I knew it wouldn’t be easy. In fact, it was kind of a cluster f*ck. My goal was to get a passport in fewer than two weeks and in order for one to do so, one must go to a semi-shady business outside Beverly Hills with your birth certificate, ID, and cash money. For the rotten cherry on top, you are then sent across town to the Van Nuys post office to have the paperwork processed and to be sworn in. (I’ve since found out there is an easier way to do this. Of course.)
Another battle with L.A. traffic on the 405 is no bueno but Mexico es muy bueno, and this gas-burning trek needed to happen in order to get me to the Spanish sunshine. (I visualized myself on a hammock at the beach, and my frustration began to melt way – find your happy place, as they say.) I held back from giving a giant eye-roll, thanked the woman, and hopped in my car to travel to the other side of the world, which in L.A. terms is 11.5 miles away.
I finally made it to the post office, took a number, and sat down to wait, harnessing the chi to keep my cool. This is a test. This is only a test. I’m pretty sure the universe creates the loops we must jump through to get our passports or licenses as a means to check in, to make sure we can keep it together. I hear you, universe. Namaste.
After a good 45-minute wait, I was called to the front so the friendly postal employee could go over my paperwork. Soon, this experience would turn into a question of my life choices.

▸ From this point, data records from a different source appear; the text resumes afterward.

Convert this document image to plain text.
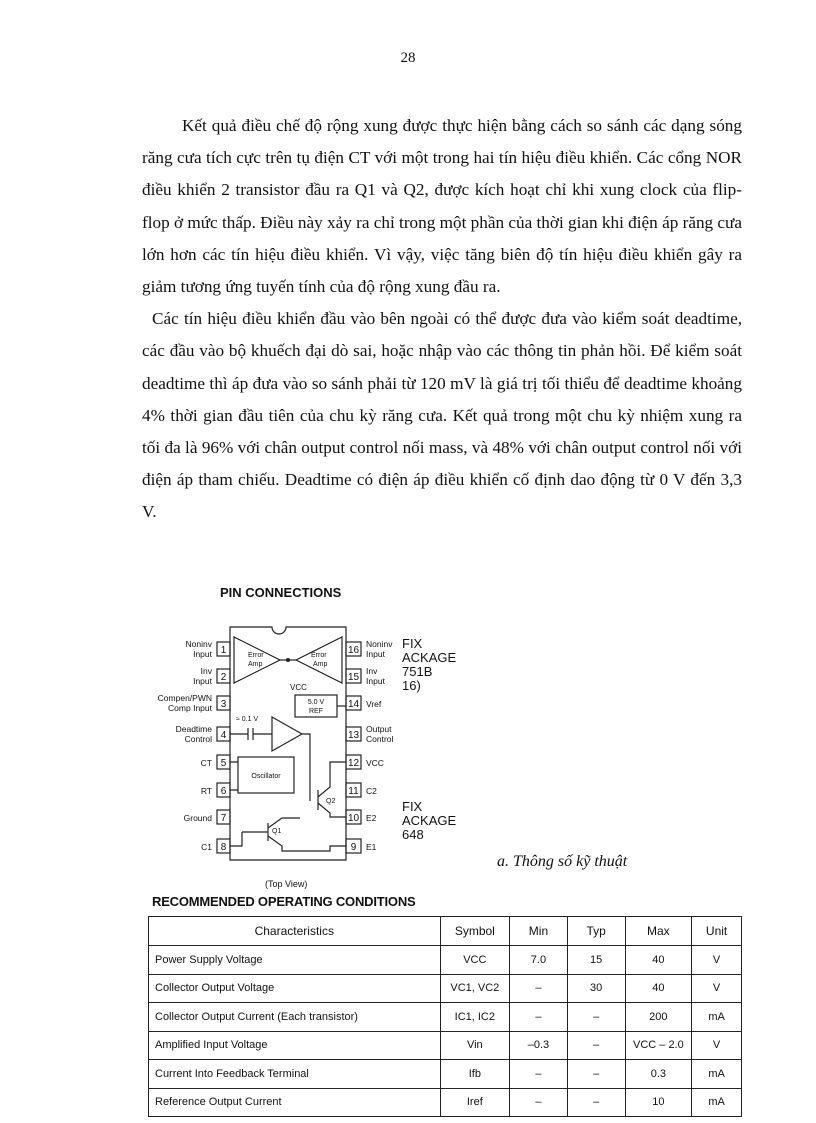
28

Kết quả điều chế độ rộng xung được thực hiện bằng cách so sánh các dạng sóng răng cưa tích cực trên tụ điện CT với một trong hai tín hiệu điều khiển. Các cổng NOR điều khiển 2 transistor đầu ra Q1 và Q2, được kích hoạt chỉ khi xung clock của flip-flop ở mức thấp. Điều này xảy ra chỉ trong một phần của thời gian khi điện áp răng cưa lớn hơn các tín hiệu điều khiển. Vì vậy, việc tăng biên độ tín hiệu điều khiển gây ra giảm tương ứng tuyến tính của độ rộng xung đầu ra.

Các tín hiệu điều khiển đầu vào bên ngoài có thể được đưa vào kiểm soát deadtime, các đầu vào bộ khuếch đại dò sai, hoặc nhập vào các thông tin phản hồi. Để kiểm soát deadtime thì áp đưa vào so sánh phải từ 120 mV là giá trị tối thiểu để deadtime khoảng 4% thời gian đầu tiên của chu kỳ răng cưa. Kết quả trong một chu kỳ nhiệm xung ra tối đa là 96% với chân output control nối mass, và 48% với chân output control nối với điện áp tham chiếu. Deadtime có điện áp điều khiển cố định dao động từ 0 V đến 3,3 V.

PIN CONNECTIONS
1
Noninv
Input	16
Noninv
Input
2
Inv
Input	15
Inv
Input
3
Compen/PWN
Comp Input	14 Vref
4
Deadtime
Control	13
Output
Control
5
CT	12 VCC
6
RT	11 C2
7
Ground	10 E2
8
C1	9 E1
Error
Amp
Error
Amp
VCC
5.0 V
REF
≈ 0.1 V
Oscillator
Q2
Q1
FIX
ACKAGE
751B
16)
FIX
ACKAGE
648
a. Thông số kỹ thuật
(Top View)
RECOMMENDED OPERATING CONDITIONS
Characteristics	Symbol	Min	Typ	Max	Unit
Power Supply Voltage	VCC	7.0	15	40	V
Collector Output Voltage	VC1, VC2	–	30	40	V
Collector Output Current (Each transistor)	IC1, IC2	–	–	200	mA
Amplified Input Voltage	Vin	–0.3	–	VCC – 2.0	V
Current Into Feedback Terminal	Ifb	–	–	0.3	mA
Reference Output Current	Iref	–	–	10	mA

“Your mom was born in France? Is she a citizen?” she asks.
“Yes, my mom was an Army brat. She’s U.S.A. all the way.”
She chuckled a little.
“Dad’s born in New Orleans, Louisiana?”
“Yep. Southern gent.”
Then, it was my turn.
“So you were born in Oklahoma?”
“Yep, I’m an Army Brat, too.”
“Have you ever been married?”
Up until this moment, I have been quite solid in the fact that I haven’t gotten married. This simple question requires much more than a checked box for anyone to truly answer. What I wanted to say was, “Actually, I’ve had a couple of opportunities to get married, but I wasn’t ready to settle down. Now that I know myself more than ever – granted, I’m still learning every day – I feel closer and more ready than I have ever been.
So no, I have not been married. Yet. I’m gaining ground in my career, I’m in love, and I’m traveling, which is everything I’d like to have right now, thank you very much. I mean, we all want different things in life, right? And if your things happen to be kids and marriage in your 20s or early 30s, that’s great! Who am I to judge? Peace be with you and all of that, but my point is marriage is something I’d love to experience of one day but I feel no real rush to jump into. And as for kids? Maybe one day. Maybe.
Man, I’m sweating. Is it hot in here, or is it just me? “Have you been married?” That has such a loaded subtext, don’t you think? A question, a statement even, in black and white, defining who were are as living, breathing humans with no opportunity for a backstory, no history, nothing. Is this what is comes down to when we die? We are just lists of checked and unchecked boxes in a list of life? It feels a bit sad and hollow. Where’s the “I didn’t marry the wrong person” box? Or the “I haven’t felt the pressure to have gotten married by now” box or “I want to have a life of travel and adventure before kids – if I decide to have them – hence why I need a passport pronto” box… are you getting all of this?”
Instead, I decided to spare her from my mental, fist-in-the-air diatribe and simply answered, “No”. But I’m pretty sure that got the point across.
Clearly, I haven’t processed my feelings on all of it. In a way, it’s strange to me that I am at the age where “never married” is not so common (and the question of “Why not?” more common). Constantly feeling that I must defend this “journey,” we’ll call it, is a bit taxing. I appreciate this experience for bringing my issues to the surface but it’s time to let it go and take societal expectations with a grain of salt – similar to the salt that will rim my margarita glass in Mexico.